Eternal Embrace

Elizabeth Jean Younce
Oct 21, 2014 2:08AM

Despite the many differences between people, we cannot deny our fundamental similarity. We have a finite period of time to experience the event of our life, both as an individual and as part of a culture. This body of work celebrates not only the cycle of life from birth to death, but also what it truly means to be human and specifically what it means to be human in contemporary society.

The chosen works describe basic human nature as a whole through bodily function, instinct, and the way we manipulate these things in our modern world. They focus on the real, the raw, and even the grotesque qualities compiling the essence of what it means to be human.

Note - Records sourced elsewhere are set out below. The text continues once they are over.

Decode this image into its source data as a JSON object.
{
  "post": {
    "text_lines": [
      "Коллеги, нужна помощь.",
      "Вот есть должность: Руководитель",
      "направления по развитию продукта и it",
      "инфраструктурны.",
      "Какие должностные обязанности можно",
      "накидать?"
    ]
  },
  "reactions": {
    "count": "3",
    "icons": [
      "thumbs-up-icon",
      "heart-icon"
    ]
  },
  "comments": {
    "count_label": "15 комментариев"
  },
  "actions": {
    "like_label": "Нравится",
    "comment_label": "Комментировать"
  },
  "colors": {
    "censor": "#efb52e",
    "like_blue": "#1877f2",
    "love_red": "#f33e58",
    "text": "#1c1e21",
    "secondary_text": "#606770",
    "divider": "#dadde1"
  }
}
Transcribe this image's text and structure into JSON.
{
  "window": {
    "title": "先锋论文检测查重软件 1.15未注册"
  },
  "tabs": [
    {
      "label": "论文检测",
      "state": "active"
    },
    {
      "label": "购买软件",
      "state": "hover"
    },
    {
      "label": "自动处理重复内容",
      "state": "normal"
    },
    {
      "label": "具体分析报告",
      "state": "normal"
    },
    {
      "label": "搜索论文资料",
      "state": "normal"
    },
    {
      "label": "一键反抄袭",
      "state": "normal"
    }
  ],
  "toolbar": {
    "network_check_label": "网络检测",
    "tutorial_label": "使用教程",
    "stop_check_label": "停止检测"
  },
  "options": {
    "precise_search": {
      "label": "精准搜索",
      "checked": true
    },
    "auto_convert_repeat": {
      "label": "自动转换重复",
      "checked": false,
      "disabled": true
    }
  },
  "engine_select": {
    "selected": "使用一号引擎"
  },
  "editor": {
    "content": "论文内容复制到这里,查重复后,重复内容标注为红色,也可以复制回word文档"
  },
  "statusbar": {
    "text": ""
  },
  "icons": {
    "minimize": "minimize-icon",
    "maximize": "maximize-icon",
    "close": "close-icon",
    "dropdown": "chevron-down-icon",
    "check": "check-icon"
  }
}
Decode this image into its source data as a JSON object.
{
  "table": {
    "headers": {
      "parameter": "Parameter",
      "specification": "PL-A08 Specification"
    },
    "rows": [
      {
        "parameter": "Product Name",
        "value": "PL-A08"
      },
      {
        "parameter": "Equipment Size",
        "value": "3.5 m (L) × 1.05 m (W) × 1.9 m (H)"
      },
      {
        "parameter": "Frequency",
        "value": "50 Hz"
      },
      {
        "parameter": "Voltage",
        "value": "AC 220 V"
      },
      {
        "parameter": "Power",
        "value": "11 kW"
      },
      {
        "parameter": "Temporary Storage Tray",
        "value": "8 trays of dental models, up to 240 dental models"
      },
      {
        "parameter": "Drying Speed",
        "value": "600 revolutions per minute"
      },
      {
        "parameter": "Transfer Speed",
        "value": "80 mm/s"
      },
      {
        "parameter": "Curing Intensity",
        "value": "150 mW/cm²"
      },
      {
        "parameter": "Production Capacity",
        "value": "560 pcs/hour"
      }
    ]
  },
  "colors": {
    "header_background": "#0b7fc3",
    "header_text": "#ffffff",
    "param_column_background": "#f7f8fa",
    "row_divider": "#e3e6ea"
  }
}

These works range in date of execution, style, medium, scale, and concept. They form a chronological narrative from conception, through life, to death.

Regardless of their original intent and/or concept, these works form new implications in relation to one another. Most of the pieces relate directly to the body such as those by artists like Ed Atkins, Claudia Andujar, and Ilya Chichkan but some others such as Bruce Nauman, Dan Colen, and Robert Rauschenberg rely on abstract and non-representational forms that reference the body’s realities, frailties, and fragilities. This collection of intensely intuitive and physical works explores where we come from and what we have become. With variety of artists and viewpoints, it aims to humble and evoke a feeling of the sublime regarding the inexplicable phenomenon that is life.

Many of us become trapped within the guidelines and expectations of a stereotypically successful life. We run around, too late, too fast, too slow, too big, too small, too poor, too often feeling imperfect. Throughout this chaos it is easy to lose oneself and the majesty that is life.

Here in "Eternal Embrace" we are given a moment of introversion, a moment away from the exterior world, the machinery, the business, the noise. While we are presented the unfiltered truth that is the reality of human life, we can come to see the true beauty of our existence. Perhaps, while feeling a sense of loss and fragility at the ultimate mortality presented in these works, the viewer also leaves with a heightened sense of life from the contemplation of these sublime suggestions.